Last Weekend our dear friends invited us to visit them in their beautiful house upstate. From the moment we pulled into the drive way, they made us feel so happy and at home. Our kids have been friends along time, for the older ones since 6 or 7 months old, for the younger ones since birth, and I would say that they are like cousins except for one thing. Mira would like to marry Ben and open a restaurant with him where they trade off running the kitchen and the front of the house. Maybe it is best to say that our children have an ease that usually comes with best friends.
Next door to our friends lives a neighbor, a solitary woman with an extraordinary barn and animal friends that she was kind enough to share with us one morning.
We tromped over to her place unannounced but with the promise of a horse who plays the piano and, especially wonderful for Liev, of a sweet, old dog. We were not at all disappointed. M. came out to greet us and had the horse play the piano right off. The kids, well some of them, fed the horses carrots, too, and Liev and the dog became fast friends. Genevieve got to touch her first caterpillar, whom she, of course, wanted to put in her mouth.
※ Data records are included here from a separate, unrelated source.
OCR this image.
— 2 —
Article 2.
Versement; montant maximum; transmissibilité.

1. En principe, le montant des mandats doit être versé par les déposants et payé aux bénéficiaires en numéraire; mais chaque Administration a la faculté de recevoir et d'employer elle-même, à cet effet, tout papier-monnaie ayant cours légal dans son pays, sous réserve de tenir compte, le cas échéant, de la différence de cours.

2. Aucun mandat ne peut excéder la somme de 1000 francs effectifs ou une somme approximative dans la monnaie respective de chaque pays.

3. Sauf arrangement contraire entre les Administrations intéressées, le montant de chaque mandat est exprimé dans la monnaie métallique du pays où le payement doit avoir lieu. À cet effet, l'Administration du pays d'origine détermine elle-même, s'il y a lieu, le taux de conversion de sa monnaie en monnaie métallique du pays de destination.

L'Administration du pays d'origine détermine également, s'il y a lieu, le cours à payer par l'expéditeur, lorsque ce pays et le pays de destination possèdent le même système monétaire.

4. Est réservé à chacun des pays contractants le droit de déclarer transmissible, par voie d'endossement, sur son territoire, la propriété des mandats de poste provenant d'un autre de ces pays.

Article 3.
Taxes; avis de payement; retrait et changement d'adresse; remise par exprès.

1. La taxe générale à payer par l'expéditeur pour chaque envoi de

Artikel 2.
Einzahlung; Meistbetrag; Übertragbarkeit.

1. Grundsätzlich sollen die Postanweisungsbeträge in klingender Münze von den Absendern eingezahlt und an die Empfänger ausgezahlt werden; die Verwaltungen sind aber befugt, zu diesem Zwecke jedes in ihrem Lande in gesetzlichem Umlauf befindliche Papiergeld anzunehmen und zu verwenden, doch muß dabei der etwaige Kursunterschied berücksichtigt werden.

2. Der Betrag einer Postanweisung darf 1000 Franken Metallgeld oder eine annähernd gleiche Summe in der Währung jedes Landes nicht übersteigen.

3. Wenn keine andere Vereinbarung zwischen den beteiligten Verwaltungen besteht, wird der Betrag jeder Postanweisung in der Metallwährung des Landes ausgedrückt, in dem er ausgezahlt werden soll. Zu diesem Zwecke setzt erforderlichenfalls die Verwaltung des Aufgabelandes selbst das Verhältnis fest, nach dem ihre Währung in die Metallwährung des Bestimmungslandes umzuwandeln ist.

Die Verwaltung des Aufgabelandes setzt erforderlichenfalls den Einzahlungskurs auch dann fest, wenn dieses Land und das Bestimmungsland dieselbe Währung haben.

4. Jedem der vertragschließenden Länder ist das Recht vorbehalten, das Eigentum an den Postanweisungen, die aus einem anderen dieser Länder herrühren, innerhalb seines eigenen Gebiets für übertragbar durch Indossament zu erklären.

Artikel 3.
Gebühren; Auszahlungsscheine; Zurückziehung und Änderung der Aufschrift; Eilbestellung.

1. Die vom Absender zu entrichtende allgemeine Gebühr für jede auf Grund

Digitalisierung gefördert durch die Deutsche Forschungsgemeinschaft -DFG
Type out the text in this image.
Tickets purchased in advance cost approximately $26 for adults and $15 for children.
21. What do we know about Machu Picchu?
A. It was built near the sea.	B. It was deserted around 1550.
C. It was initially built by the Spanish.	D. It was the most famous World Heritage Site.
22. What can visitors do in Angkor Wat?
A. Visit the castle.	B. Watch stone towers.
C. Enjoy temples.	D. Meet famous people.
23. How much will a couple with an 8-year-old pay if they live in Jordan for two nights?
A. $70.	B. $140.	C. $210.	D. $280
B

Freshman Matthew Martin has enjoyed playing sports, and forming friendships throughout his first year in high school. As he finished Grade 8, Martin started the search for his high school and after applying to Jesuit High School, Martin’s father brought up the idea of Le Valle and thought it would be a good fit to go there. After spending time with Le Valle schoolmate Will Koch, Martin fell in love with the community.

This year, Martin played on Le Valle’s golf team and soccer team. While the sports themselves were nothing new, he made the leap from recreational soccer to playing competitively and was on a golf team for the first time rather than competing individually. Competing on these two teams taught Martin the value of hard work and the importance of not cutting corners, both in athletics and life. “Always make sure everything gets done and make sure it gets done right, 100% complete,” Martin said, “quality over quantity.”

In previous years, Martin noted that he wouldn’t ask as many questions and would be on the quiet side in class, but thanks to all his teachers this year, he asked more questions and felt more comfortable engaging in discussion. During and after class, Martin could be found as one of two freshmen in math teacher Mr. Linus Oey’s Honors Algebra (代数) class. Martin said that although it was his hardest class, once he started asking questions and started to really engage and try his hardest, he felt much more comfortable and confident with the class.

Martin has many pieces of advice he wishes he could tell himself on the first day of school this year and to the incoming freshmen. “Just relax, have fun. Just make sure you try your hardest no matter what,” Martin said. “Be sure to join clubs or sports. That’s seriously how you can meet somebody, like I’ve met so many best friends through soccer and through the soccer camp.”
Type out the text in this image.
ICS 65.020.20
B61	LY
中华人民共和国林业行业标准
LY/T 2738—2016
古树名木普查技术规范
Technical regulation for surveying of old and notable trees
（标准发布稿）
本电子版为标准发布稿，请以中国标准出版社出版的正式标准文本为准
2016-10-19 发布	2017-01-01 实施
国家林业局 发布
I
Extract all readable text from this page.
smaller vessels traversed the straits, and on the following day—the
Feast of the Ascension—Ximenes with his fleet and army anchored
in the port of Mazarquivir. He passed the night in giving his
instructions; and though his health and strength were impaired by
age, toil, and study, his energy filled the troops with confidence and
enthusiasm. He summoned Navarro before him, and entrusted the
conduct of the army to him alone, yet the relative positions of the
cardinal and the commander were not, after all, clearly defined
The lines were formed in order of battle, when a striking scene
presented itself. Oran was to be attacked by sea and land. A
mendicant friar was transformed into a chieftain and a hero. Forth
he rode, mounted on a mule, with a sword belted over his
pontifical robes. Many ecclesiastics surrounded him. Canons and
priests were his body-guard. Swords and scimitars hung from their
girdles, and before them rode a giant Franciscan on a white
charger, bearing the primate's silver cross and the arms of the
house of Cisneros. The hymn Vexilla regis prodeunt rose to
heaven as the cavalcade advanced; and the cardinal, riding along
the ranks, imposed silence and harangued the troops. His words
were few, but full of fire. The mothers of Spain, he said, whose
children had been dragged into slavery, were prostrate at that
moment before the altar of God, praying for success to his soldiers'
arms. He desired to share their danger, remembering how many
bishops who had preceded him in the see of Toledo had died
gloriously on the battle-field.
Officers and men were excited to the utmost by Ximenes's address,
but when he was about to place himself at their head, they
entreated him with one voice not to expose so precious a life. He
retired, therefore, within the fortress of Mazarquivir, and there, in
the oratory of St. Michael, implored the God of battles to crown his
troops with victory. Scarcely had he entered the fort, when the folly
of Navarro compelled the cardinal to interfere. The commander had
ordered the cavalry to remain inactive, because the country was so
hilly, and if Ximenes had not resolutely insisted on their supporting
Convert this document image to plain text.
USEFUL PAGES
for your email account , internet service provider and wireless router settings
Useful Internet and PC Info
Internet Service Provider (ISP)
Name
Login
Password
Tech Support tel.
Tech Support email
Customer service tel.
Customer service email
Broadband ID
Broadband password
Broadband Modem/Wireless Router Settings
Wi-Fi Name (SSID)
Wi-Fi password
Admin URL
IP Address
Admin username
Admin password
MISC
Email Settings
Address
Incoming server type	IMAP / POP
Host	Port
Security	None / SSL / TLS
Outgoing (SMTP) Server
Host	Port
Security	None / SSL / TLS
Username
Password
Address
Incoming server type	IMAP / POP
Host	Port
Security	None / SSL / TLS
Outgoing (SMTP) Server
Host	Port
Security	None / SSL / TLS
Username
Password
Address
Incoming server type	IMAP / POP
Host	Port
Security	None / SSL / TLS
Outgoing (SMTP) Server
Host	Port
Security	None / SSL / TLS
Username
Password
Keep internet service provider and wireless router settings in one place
It’s a good thing that the daddies kept a keen eye on her.
M. told us that one of the horses braided the other horse’s hair. She leaned into them and patted each one, so very much in love with her horses, so at ease in her life. She took Ben up the hill to the pumpkin patch to cut from the vine. M. described how she had planted the seeds of a white pumpkin hoping that she would have a whole family of white pumpkins this year. Each and every one grew orange-colored.
As we went back down the road, leaving the extraordinary dome-shaped barn behind, we left with four of the little pumpkins, bright orange and beautiful against the blue, blue sky.